Kamervragen over reclassering voor veroordeelde bedrijven

Op 27 februari 2019 heeft het Tweede Kamerlid Groothuizen (D66) aan de Minister van Justitie en Veiligheid kamervragen gesteld over 'reclassering voor veroordeelde bedrijven'.

Vraag 1

Heeft u kennisgenomen van het artikel ‘Minister positief over plan reclassering veroordeelde bedrijven’?

Vraag 2

Welke mogelijkheden heeft het openbaar ministerie (OM) op dit moment om (grote) bedrijven een verbeterprogramma te laten volgen nadat zij de fout in zijn gegaan?

Vraag 3

Kunt u een korte schets geven van de verbeterprogramma's uit Groot-Brittannië en de Verenigde Staten waarnaar het eerder genoemde artikel verwijst? Zijn er (elementen van die) verbeterprogramma's waarvan u denkt dat die ook in Nederland toegepast kunnen worden? Zo ja, welke dan en op welke manier kunnen die worden toegepast?

Vraag 4

Wat zijn uw eerste gedachten over een reclasseringssysteem voor bedrijven? In welke gevallen zouden volgens u bedrijven een verbeterprogramma moeten volgen?
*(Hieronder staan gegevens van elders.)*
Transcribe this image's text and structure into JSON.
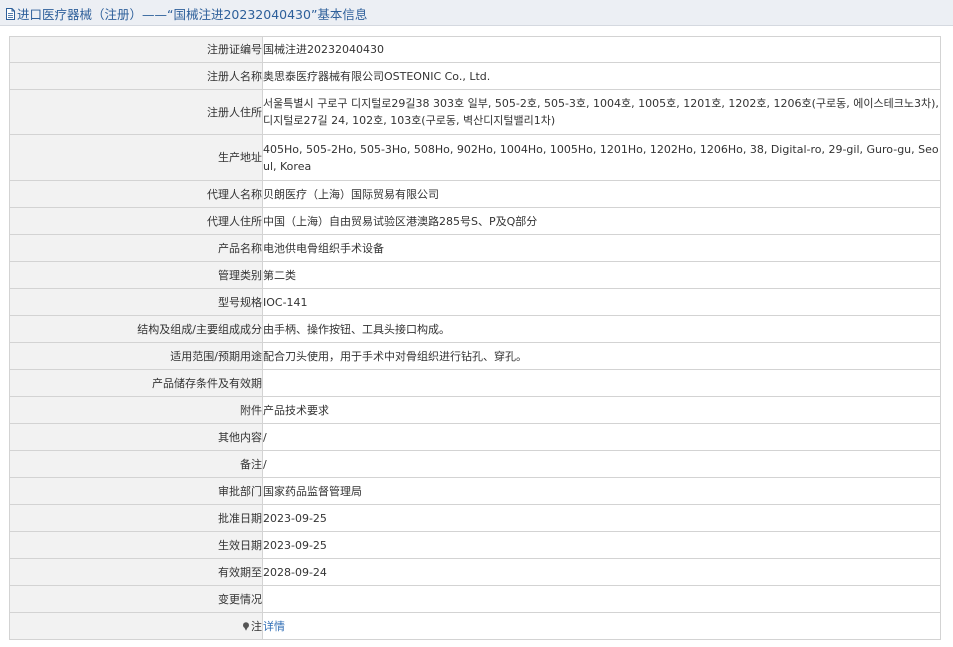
{
  "title": "进口医疗器械（注册）——“国械注进20232040430”基本信息",
  "rows": [
    {
      "label": "注册证编号",
      "value": "国械注进20232040430"
    },
    {
      "label": "注册人名称",
      "value": "奥思泰医疗器械有限公司OSTEONIC Co., Ltd."
    },
    {
      "label": "注册人住所",
      "value": "서울특별시 구로구 디지털로29길38 303호 일부, 505-2호, 505-3호, 1004호, 1005호, 1201호, 1202호, 1206호(구로동, 에이스테크노3차), 디지털로27길 24, 102호, 103호(구로동, 벽산디지털밸리1차)"
    },
    {
      "label": "生产地址",
      "value": "405Ho, 505-2Ho, 505-3Ho, 508Ho, 902Ho, 1004Ho, 1005Ho, 1201Ho, 1202Ho, 1206Ho, 38, Digital-ro, 29-gil, Guro-gu, Seoul, Korea"
    },
    {
      "label": "代理人名称",
      "value": "贝朗医疗（上海）国际贸易有限公司"
    },
    {
      "label": "代理人住所",
      "value": "中国（上海）自由贸易试验区港澳路285号S、P及Q部分"
    },
    {
      "label": "产品名称",
      "value": "电池供电骨组织手术设备"
    },
    {
      "label": "管理类别",
      "value": "第二类"
    },
    {
      "label": "型号规格",
      "value": "IOC-141"
    },
    {
      "label": "结构及组成/主要组成成分",
      "value": "由手柄、操作按钮、工具头接口构成。"
    },
    {
      "label": "适用范围/预期用途",
      "value": "配合刀头使用，用于手术中对骨组织进行钻孔、穿孔。"
    },
    {
      "label": "产品储存条件及有效期",
      "value": ""
    },
    {
      "label": "附件",
      "value": "产品技术要求"
    },
    {
      "label": "其他内容",
      "value": "/"
    },
    {
      "label": "备注",
      "value": "/"
    },
    {
      "label": "审批部门",
      "value": "国家药品监督管理局"
    },
    {
      "label": "批准日期",
      "value": "2023-09-25"
    },
    {
      "label": "生效日期",
      "value": "2023-09-25"
    },
    {
      "label": "有效期至",
      "value": "2028-09-24"
    },
    {
      "label": "变更情况",
      "value": ""
    }
  ],
  "note_row": {
    "label": "注",
    "link_text": "详情",
    "icon": "pin-icon"
  },
  "colors": {
    "title": "#2d5f9a",
    "link": "#2f6db5",
    "label_bg": "#f2f2f2",
    "border": "#d3d3d3"
  }
}
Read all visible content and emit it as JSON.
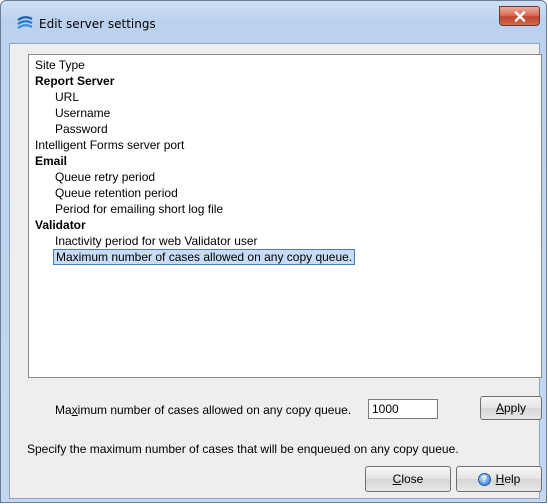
{
  "window": {
    "title": "Edit server settings"
  },
  "tree": {
    "items": [
      {
        "label": "Site Type",
        "level": 0,
        "bold": false,
        "selected": false
      },
      {
        "label": "Report Server",
        "level": 0,
        "bold": true,
        "selected": false
      },
      {
        "label": "URL",
        "level": 1,
        "bold": false,
        "selected": false
      },
      {
        "label": "Username",
        "level": 1,
        "bold": false,
        "selected": false
      },
      {
        "label": "Password",
        "level": 1,
        "bold": false,
        "selected": false
      },
      {
        "label": "Intelligent Forms server port",
        "level": 0,
        "bold": false,
        "selected": false
      },
      {
        "label": "Email",
        "level": 0,
        "bold": true,
        "selected": false
      },
      {
        "label": "Queue retry period",
        "level": 1,
        "bold": false,
        "selected": false
      },
      {
        "label": "Queue retention period",
        "level": 1,
        "bold": false,
        "selected": false
      },
      {
        "label": "Period for emailing short log file",
        "level": 1,
        "bold": false,
        "selected": false
      },
      {
        "label": "Validator",
        "level": 0,
        "bold": true,
        "selected": false
      },
      {
        "label": "Inactivity period for web Validator user",
        "level": 1,
        "bold": false,
        "selected": false
      },
      {
        "label": "Maximum number of cases allowed on any copy queue.",
        "level": 1,
        "bold": false,
        "selected": true
      }
    ]
  },
  "editor": {
    "label_prefix": "Ma",
    "label_mnemonic": "x",
    "label_suffix": "imum number of cases allowed on any copy queue.",
    "value": "1000",
    "apply_prefix": "",
    "apply_mnemonic": "A",
    "apply_suffix": "pply"
  },
  "description": "Specify the maximum number of cases that will be enqueued on any copy queue.",
  "buttons": {
    "close_mnemonic": "C",
    "close_suffix": "lose",
    "help_mnemonic": "H",
    "help_suffix": "elp"
  },
  "icons": {
    "app": "edit-server-app-icon",
    "close": "close-icon",
    "help": "help-icon"
  }
}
Uit welke onderdelen zou zo'n verbeterprogramma kunnen bestaan? Hoe worden die bedrijven begeleid en gecontroleerd? Aan welke sancties denkt u bij niet-naleving? Door welke organisatie zouden deze verbeterprogramma's moeten worden gecontroleerd?

Vraag 5

Welke rol ziet u weggelegd voor de rechter bij het opleggen van en het toezicht op een verbeterprogramma? Zie u mogelijkheden hierbij een verbinding te leggen met de rechterlijke toets op hoge transacties? Zo ja, hoe zou u dit vorm kunnen geven? Zo nee, waarom niet?

Vraag 6

Wat vindt u van de gedachte om bedrijven die zelf melden dat zij zich mogelijk schuldig hebben gemaakt aan een strafbaar feit tegemoet te komen met een lagere boete? Indien u hier positief tegenover staat, welke mogelijkheden ziet u?

Vraag 7

Wat is er besproken op de bijeenkomst georganiseerd door Rijksdienst voor Ondernemend Nederland die de heer Van Woerden in het artikel noemt?